A team of international scientists led by Dr Michael Jarvis at the University of Plymouth has received funding in excess of £408,000 from Innovate UK to develop a new and economic vaccine designed to halt the spread of highly pathogenic ‘zoonotic’ (spreading from animals to humans) infectious diseases.
This study focuses on a new kind of vaccine called a Zoonoses Barrier Vaccine (ZBV), which is aimed at human health. It does so by targeting the deadly pathogens in the animal species from which they are emerging. Due to the lower stringency of approval requirements for animal compared to human vaccines, the predicted time to commercial availability of such ZBVs is greatly reduced compared to a vaccine destined for direct use in humans.
These considerable advantages have led the WHO-directed R&D Blueprint Initiative which is developing a road map to MERS-CoV product development (MERS-CoV is a highly pathogenic zoonotic disease spread from camels to humans) to conclude that “[i]t will be important to shore up funds for a camel vaccination option, as this may be the fastest developmental and regulatory route toward licensing a product that can prevent human MERS-CoV infections and deaths”.
Zoonotic transmission of microbes from animals to humans is the most common route whereby highly pathogenic microbes enter the human population. The most notorious of these microbes is the virus that causes Ebola, but as potentially devastating are those responsible for Lassa haemorrhagic fever, SARS, MERS, plaque, Rift Valley Fever Virus (RVFV) and Q Fever (QF). The ever more frequent interaction of humans with wild animals and their environments through deforestation, changes in land use and increased hunting, is dramatically increasing the rate at which these diseases are entering the human population.
Strategies to control such diseases are, however, limited and the severity of outbreaks is compounded by the fact that they commonly occur in under-resourced, low and middle income countries (LMICs).
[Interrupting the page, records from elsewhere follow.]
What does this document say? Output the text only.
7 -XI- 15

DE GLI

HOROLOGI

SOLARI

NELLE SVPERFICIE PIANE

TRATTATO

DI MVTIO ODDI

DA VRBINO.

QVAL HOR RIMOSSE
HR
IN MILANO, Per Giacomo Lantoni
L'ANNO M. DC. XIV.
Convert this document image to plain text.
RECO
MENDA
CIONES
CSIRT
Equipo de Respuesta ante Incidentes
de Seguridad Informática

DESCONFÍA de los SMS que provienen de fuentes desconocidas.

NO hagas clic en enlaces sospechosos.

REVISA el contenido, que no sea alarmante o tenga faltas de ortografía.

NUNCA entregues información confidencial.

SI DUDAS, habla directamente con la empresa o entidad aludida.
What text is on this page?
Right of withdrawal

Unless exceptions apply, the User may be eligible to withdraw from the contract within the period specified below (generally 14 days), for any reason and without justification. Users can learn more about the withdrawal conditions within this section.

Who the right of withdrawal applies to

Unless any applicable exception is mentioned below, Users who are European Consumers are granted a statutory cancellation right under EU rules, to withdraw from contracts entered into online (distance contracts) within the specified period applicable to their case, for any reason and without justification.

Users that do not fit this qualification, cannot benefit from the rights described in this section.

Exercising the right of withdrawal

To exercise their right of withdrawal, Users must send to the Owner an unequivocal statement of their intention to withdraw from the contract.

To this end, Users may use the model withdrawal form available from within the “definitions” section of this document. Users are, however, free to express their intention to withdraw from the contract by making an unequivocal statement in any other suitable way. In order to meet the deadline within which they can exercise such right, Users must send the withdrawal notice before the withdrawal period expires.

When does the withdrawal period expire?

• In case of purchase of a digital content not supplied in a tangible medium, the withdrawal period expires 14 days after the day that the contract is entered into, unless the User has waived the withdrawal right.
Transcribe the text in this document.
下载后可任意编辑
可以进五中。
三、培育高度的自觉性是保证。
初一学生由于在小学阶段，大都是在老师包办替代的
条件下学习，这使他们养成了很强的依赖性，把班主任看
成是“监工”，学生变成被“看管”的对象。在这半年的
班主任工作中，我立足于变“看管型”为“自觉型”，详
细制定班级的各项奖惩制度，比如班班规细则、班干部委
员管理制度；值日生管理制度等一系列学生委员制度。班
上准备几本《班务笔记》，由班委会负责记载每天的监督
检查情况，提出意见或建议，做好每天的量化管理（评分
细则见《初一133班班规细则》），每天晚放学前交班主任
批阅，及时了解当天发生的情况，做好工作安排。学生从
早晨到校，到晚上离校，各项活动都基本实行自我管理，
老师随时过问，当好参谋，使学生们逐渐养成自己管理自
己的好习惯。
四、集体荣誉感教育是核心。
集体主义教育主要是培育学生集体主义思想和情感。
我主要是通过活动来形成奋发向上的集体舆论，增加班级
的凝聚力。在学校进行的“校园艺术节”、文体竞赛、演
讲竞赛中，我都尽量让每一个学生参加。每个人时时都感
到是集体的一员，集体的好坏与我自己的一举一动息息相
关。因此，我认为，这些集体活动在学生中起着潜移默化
Modern air transport shrinks the distance between LMICs and western high-income countries making emerging microbes all of our problem.
In answer to a call from a UK Vaccine Network Competition Brief to address the capacity gap in how to control emergence of these pathogens, Dr Jarvis’s collaborative network centred at the University of Plymouth has been awarded the funding for an initial ‘proof-of-concept’ project to target ruminant animal populations (ie., sheep, goats and cattle) involved in the spread of RVFV and QF to humans.
As this vaccine also has the potential to prevent the devastating ‘abortion storms’ frequently associated with RVFV and QF infection of these animals, this vaccine approach is potentially a ‘win-win’ situation for animals and humans alike. The team plans to deliver the vaccine using a bovine herpesvirus as a platform, which has been shown to create an immune response in all common domestic ruminant animals tested. Similar to other vaccines used in agricultural animals and also humans, the vaccine is attenuated so that it only replicates for a short period of time in animals. This increases the safety of the vaccine without affecting its effectiveness to induce a good immune response.
Dr Jarvis, Associate Professor in Virology and Immunology, School of Biomedical and Healthcare Sciences, Plymouth University Peninsula Schools of Medicine and Dentistry, said:
“The funding from Innovate UK will be critical to develop this innovative vaccine platform, in this case for two pathogens that are lethal to both agricultural animals as well as to the vets and farmers that are exposed to infected animals. I think this project however also exemplifies the capacity building strategy of UK Innovate. We are developing the same attenuated vaccine platform as an achievable means to address bovine TB problem, which is currently such a huge problem in the Devon countryside I call home. Such synergism can really benefit problems that at first appear so diverse.”